한빛사논문
Hyeong Jung Woo1#, Seung-Hoon Kim2#, Hyo Jung Kang2#, Soo-Hwan Lee3#, Seung Joon Lee2, Jong Man Kim2, Ogan Gurel2,4, Soo Yeol Kim1, Hye Ran Roh2, Jungmin Lee2, Yeonsoo Park1, Hyun Young Shin2, Yong-Il Shin5,6, Sun Min Lee6,7, So Yeon Oh8, Young Zoon Kim9, Jung-Il Chae10, Seoyoung Lee11, Min Hee Hong12, Byoung Chul Cho12, Eun Sook Lee13, Klaus Pantel14, Hye Ryun Kim12*, Minseok S. Kim1,2*
1. Department of New Biology, DGIST, Daegu 42988, Korea.
2. CTCELLS Inc., 206-C, R7, DGIST, Daegu 42988, Korea.
3. JE-UK Institute for Cancer Research, JEUK Co. Ltd., Gumi-si 39418, Korea.
4. College of Transdisciplinary Studies, DGIST, Daegu 42988, Korea.
5. Research Institute for Convergence of Biomedical Science and Technology, Pusan National University Yangsan Hospital, Yangsan 50612, Korea.
6. Department of Rehabilitation Medicine, Pusan National University School of Medicine, Yangsan 50612, Korea.
7. Department of Laboratory Medicine, Pusan National University Yangsan Hospital, Pusan National University School of Medicine, Yangsan 50612, Korea.
8. Medical Oncology & Hematology, Department of Internal Medicine, Pusan National University Yangsan Hospital, Yangsan 50612, Korea.
9. Division of Neurooncology and Department of Neurosurgery, Samsung Changwon Hospital, Sungkyunkwan University School of Medicine, Changwon 51353, Korea.
10. Department of Dental Pharmacology, School of Dentistry, Jeonbuk National University, Jeonju 54896, Korea.
11. Division of Medical Oncology, Department of Internal Medicine, Yonsei University College of Medicine, Gangnam Severance Hospital, Seoul 06273, Korea.
12. Division of Medical Oncology, Department of Internal Medicine, Yonsei Cancer Center, Yonsei University College of Medicine, Seoul 03722, Korea.
13. Center for Breast Cancer, National Cancer Center, Goyang 10408, Korea.
14. Institute of Tumour Biology, University Medical Centre Hamburg-Eppendorf, Hamburg 20246, Germany.
#These authors equally contributed to this work.
*Corresponding authors
Abstract
Understanding cancer heterogeneity is essential to finding diverse genetic mutations in metastatic cancers. Thus, it is critical to isolate all types of CTCs to identify accurate cancer information from patients. Moreover, full automation robustly capturing the full spectrum of CTCs is an urgent need for CTC diagnosis to be routine clinical practice.

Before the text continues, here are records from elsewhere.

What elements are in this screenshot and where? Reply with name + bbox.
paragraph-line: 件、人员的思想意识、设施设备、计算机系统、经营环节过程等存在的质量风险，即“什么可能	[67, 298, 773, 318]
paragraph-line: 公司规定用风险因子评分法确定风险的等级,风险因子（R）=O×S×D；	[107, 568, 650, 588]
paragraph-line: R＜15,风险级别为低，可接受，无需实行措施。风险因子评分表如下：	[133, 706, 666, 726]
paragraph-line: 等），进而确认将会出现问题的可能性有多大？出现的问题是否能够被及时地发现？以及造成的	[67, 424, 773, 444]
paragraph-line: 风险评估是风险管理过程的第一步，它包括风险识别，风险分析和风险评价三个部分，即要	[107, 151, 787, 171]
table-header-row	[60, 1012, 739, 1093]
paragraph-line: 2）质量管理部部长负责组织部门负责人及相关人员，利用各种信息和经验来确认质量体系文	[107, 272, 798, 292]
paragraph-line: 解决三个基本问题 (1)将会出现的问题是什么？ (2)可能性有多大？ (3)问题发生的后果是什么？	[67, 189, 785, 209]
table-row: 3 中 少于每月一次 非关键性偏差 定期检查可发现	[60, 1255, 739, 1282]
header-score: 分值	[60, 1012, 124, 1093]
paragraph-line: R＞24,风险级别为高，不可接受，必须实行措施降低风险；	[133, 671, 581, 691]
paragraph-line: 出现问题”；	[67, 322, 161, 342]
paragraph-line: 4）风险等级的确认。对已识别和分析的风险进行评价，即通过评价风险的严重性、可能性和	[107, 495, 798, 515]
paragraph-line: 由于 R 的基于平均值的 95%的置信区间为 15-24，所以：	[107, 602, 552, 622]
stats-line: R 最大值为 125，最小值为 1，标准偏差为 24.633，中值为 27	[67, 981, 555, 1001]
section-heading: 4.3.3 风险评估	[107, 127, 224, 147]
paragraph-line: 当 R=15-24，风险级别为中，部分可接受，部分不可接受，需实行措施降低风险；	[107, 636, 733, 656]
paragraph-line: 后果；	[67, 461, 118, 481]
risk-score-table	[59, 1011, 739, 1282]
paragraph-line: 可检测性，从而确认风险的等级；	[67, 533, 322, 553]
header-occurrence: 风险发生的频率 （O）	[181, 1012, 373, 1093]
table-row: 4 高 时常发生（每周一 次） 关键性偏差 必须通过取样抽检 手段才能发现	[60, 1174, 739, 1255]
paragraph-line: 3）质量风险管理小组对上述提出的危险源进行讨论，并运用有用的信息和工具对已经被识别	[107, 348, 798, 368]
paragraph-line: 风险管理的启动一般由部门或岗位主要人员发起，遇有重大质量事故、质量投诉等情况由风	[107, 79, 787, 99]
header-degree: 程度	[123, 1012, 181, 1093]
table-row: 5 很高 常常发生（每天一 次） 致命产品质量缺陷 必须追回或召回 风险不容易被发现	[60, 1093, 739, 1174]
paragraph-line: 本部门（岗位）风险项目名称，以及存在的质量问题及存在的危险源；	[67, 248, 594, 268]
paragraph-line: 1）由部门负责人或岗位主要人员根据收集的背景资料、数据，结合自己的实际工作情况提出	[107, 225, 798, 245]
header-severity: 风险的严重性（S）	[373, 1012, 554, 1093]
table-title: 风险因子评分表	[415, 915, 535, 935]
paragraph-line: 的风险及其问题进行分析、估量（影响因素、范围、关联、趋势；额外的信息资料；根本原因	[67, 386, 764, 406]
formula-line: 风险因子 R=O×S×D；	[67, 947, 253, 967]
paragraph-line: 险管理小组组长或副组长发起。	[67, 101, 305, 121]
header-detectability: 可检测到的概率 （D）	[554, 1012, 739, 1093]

Methods: Here we report the full capture of heterogeneous CTC populations using fully automated, negative depletion-based continuous centrifugal microfluidics (CCM).
Results: The CCM system demonstrated high performance (recovery rates exceeding 90% and WBC depletion rate of 99.9%) across a wide range of phenotypes (EpCAM(+), EpCAM(-), small-, large-sized, and cluster) and cancers (lung, breast, and bladder). Applied in 30 lung adenocarcinoma patients harboring epidermal growth factor receptor (EGFR) mutations, the system isolated diverse phenotypes of CTCs in marker expression and size, implying the importance of unbiased isolation. Genetic analyses of intra-patient samples comparing cell-free DNA with CCM-isolated CTCs yielded perfect concordance, and CTC enumeration using our technique was correlated with clinical progression as well as response to EGFR inhibitors.
Conclusion: Our system also introduces technical advances which assure rapid, reliable, and reproducible results, thus enabling a more comprehensive application of robust CTC analysis in clinical practice.